Core.logic finite domain with -ve values

Question

I am not sure why the below code doesn't return any result when using -5 as one of the domain value

user=> (run* [q] (infd q (domain -5 5)) (*fd q q 25))
()
user=> (run* [q] (infd q (domain 0 5)) (*fd q q 25))
(5)

NOTE: This code refers to behavior in the core.logic 0.8.0 betas.

Answer 1

There is no support currently in the core.logic 0.8.0 betas for domains with negative values at all. If it works it's completely by accident. I don't intend on personally working to add support for this in the near future, though a comprehensive patch would be welcome after 0.8.0 gets a proper release.

Answer 2

It looks like the implementation of the *fd constraint only works for domains with all positive values. It calculates an upper and lower bound for the left-hand factor based on simple division of the lower/upper bounds of the product domain by the upper/lower bounds of the right-hand factor domain, and vice versa.
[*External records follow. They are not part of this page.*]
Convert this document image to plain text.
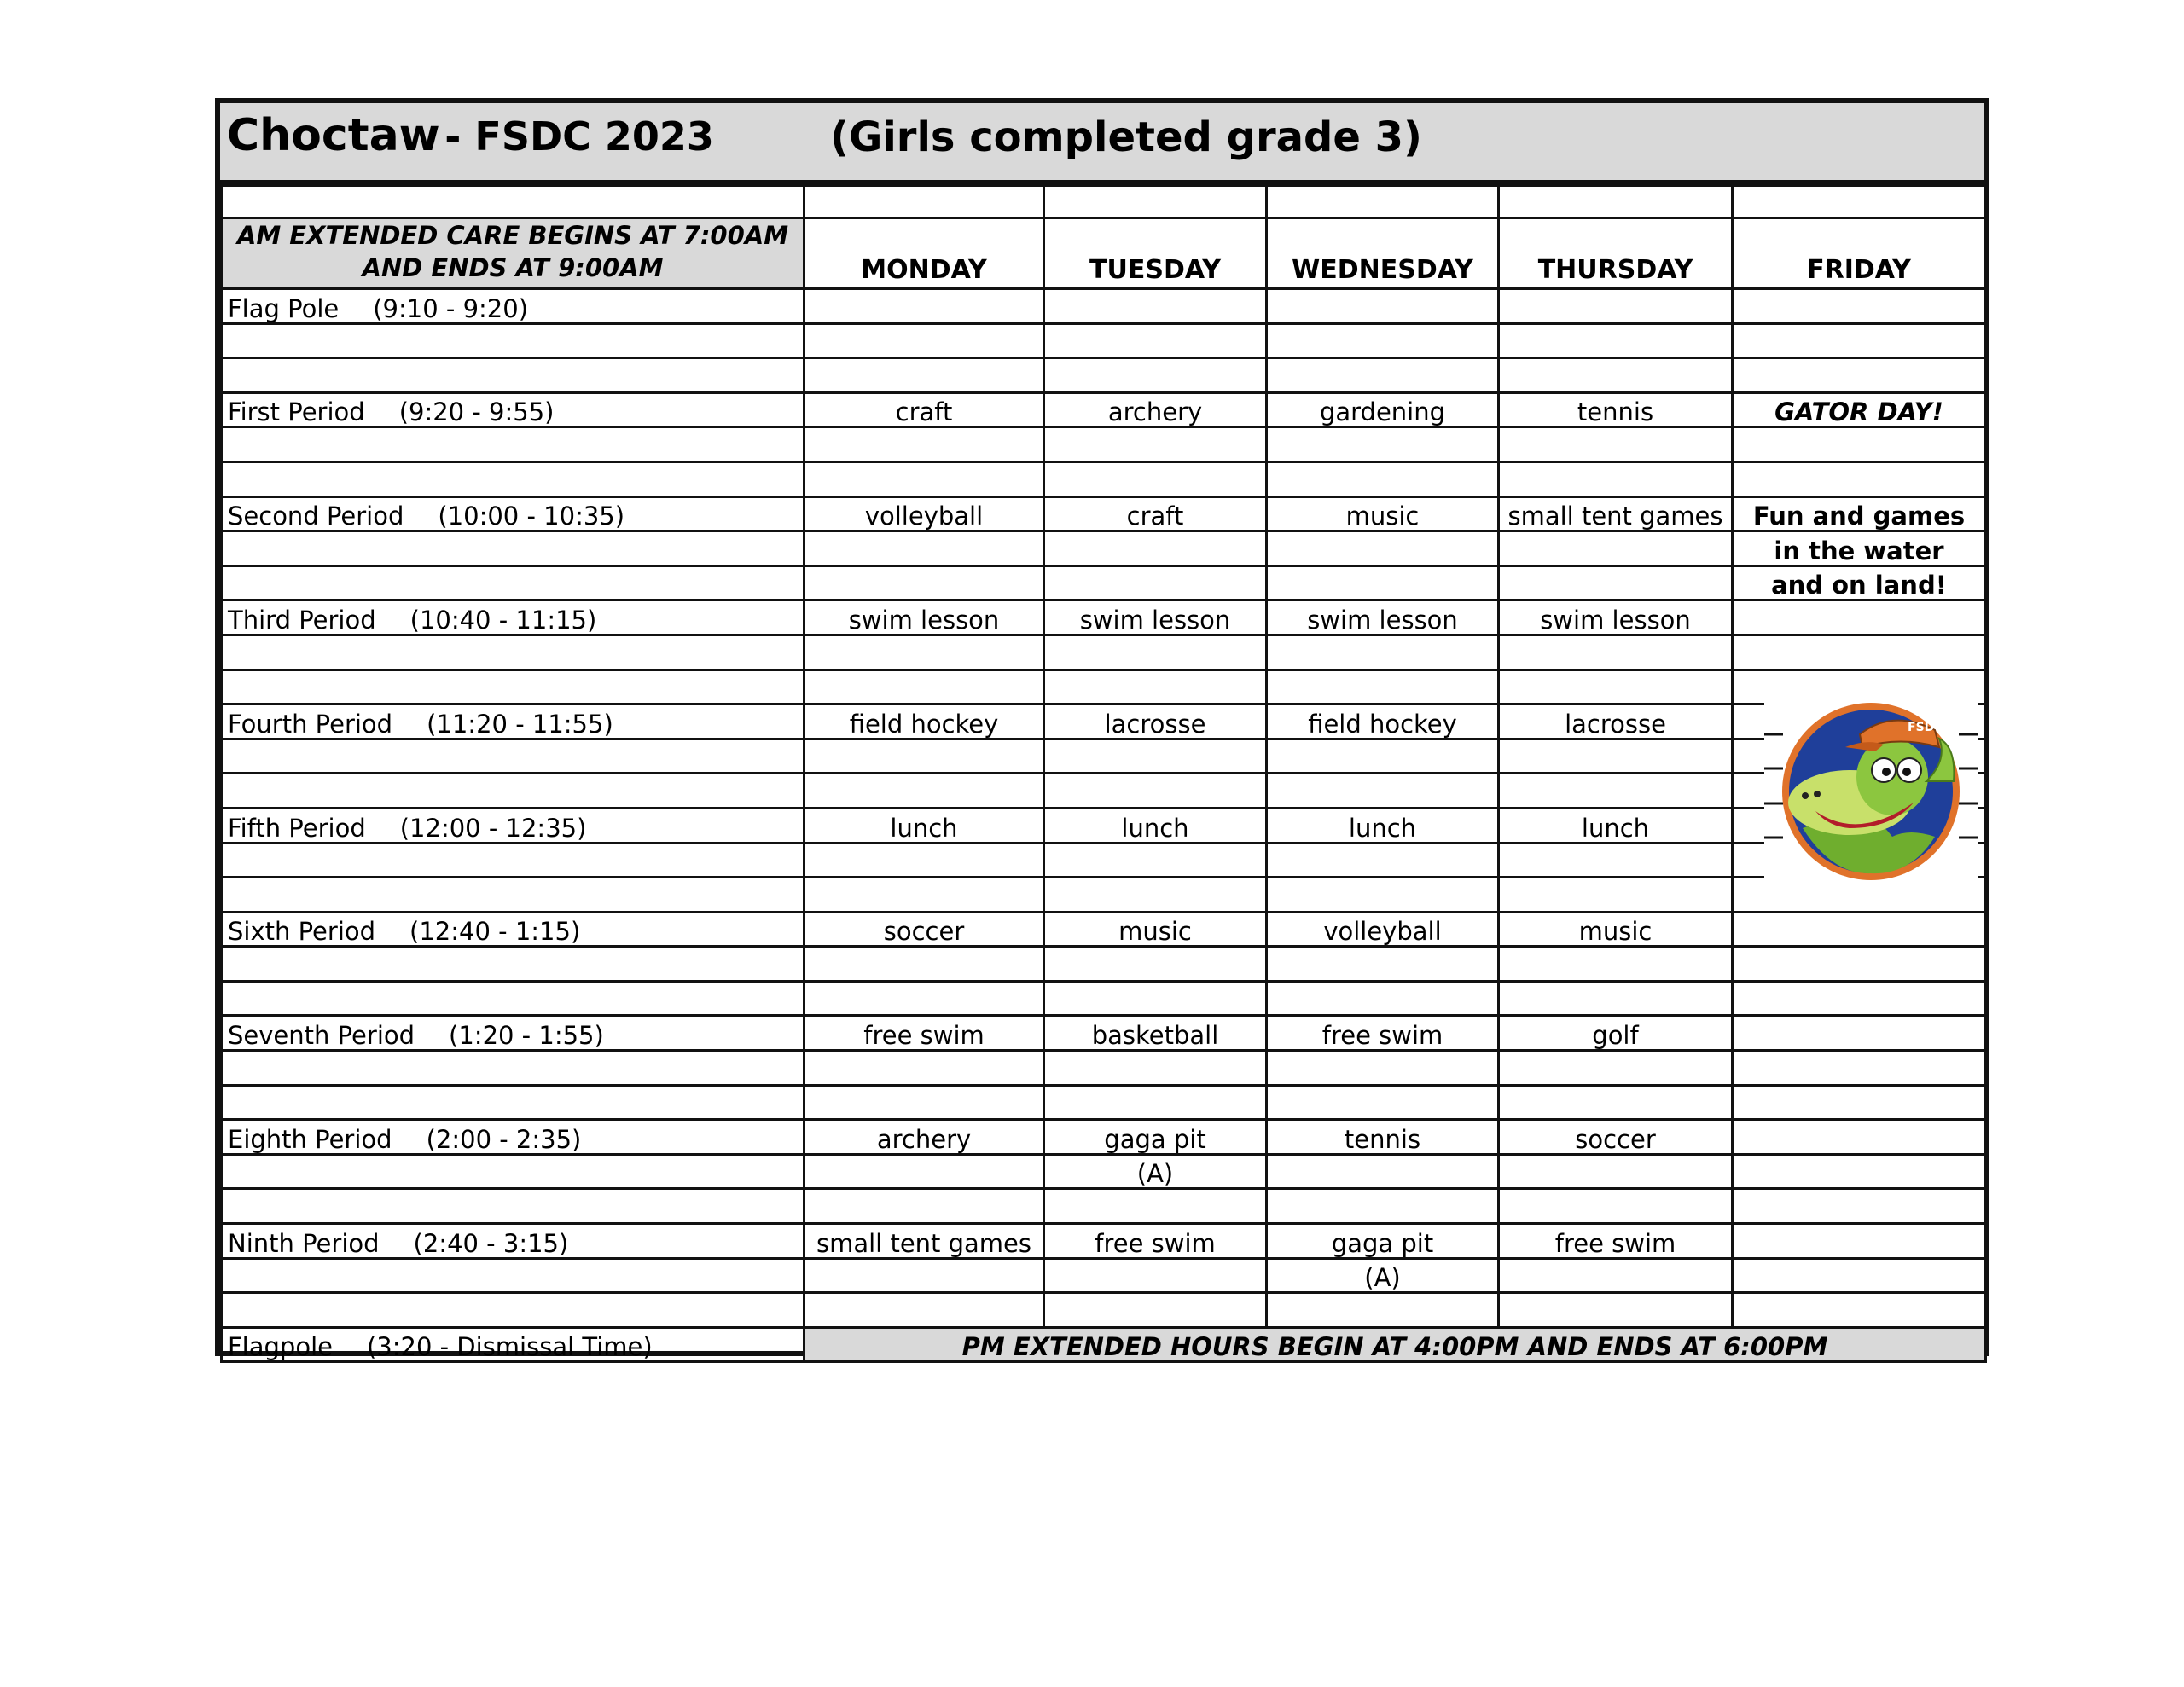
Choctaw - FSDC 2023	(Girls completed grade 3)

AM EXTENDED CARE BEGINS AT 7:00AM AND ENDS AT 9:00AM	MONDAY	TUESDAY	WEDNESDAY	THURSDAY	FRIDAY
Flag Pole (9:10 - 9:20)					

First Period (9:20 - 9:55)	craft	archery	gardening	tennis	GATOR DAY!

Second Period (10:00 - 10:35)	volleyball	craft	music	small tent games	Fun and games
					in the water
					and on land!
Third Period (10:40 - 11:15)	swim lesson	swim lesson	swim lesson	swim lesson	

Fourth Period (11:20 - 11:55)	field hockey	lacrosse	field hockey	lacrosse	

Fifth Period (12:00 - 12:35)	lunch	lunch	lunch	lunch	

Sixth Period (12:40 - 1:15)	soccer	music	volleyball	music	

Seventh Period (1:20 - 1:55)	free swim	basketball	free swim	golf	

Eighth Period (2:00 - 2:35)	archery	gaga pit	tennis	soccer	
		(A)			

Ninth Period (2:40 - 3:15)	small tent games	free swim	gaga pit	free swim	
			(A)		

Flagpole (3:20 - Dismissal Time)	PM EXTENDED HOURS BEGIN AT 4:00PM AND ENDS AT 6:00PM				
FSDC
You can see how throwing negatives into the mix will cause this not to work:

 (run* [q]
   (fresh [r]
     (infd q (domain 1 2 3 4 5))
     (infd r (domain 20 25))
     (*fd q q r)))

 Product = [20..25], RHS = [1..5] => LHS = [20/5..25/1] = [4..25]

 (run* [q]
   (fresh [r]
     (infd q (domain -1 0 1 2 3 4 5))
     (infd r (domain 20 25))
     (*fd q q r)))

 Product = [20..25], RHS = [-1..5] => LHS = [20/5..25/-1] = [4..-25]

Since the signs are off, you wind up with an unsatisfiable interval for the LHS because the lower bound is greater than the upper bound.

Finite domains with negative values do work for the +fd constraint:

 (run* [q] (fresh [a b] (infd a b (domain -1 0 1)) (+fd a b 0) (== q [a b])))
 => ([-1 1] [0 0] [1 -1])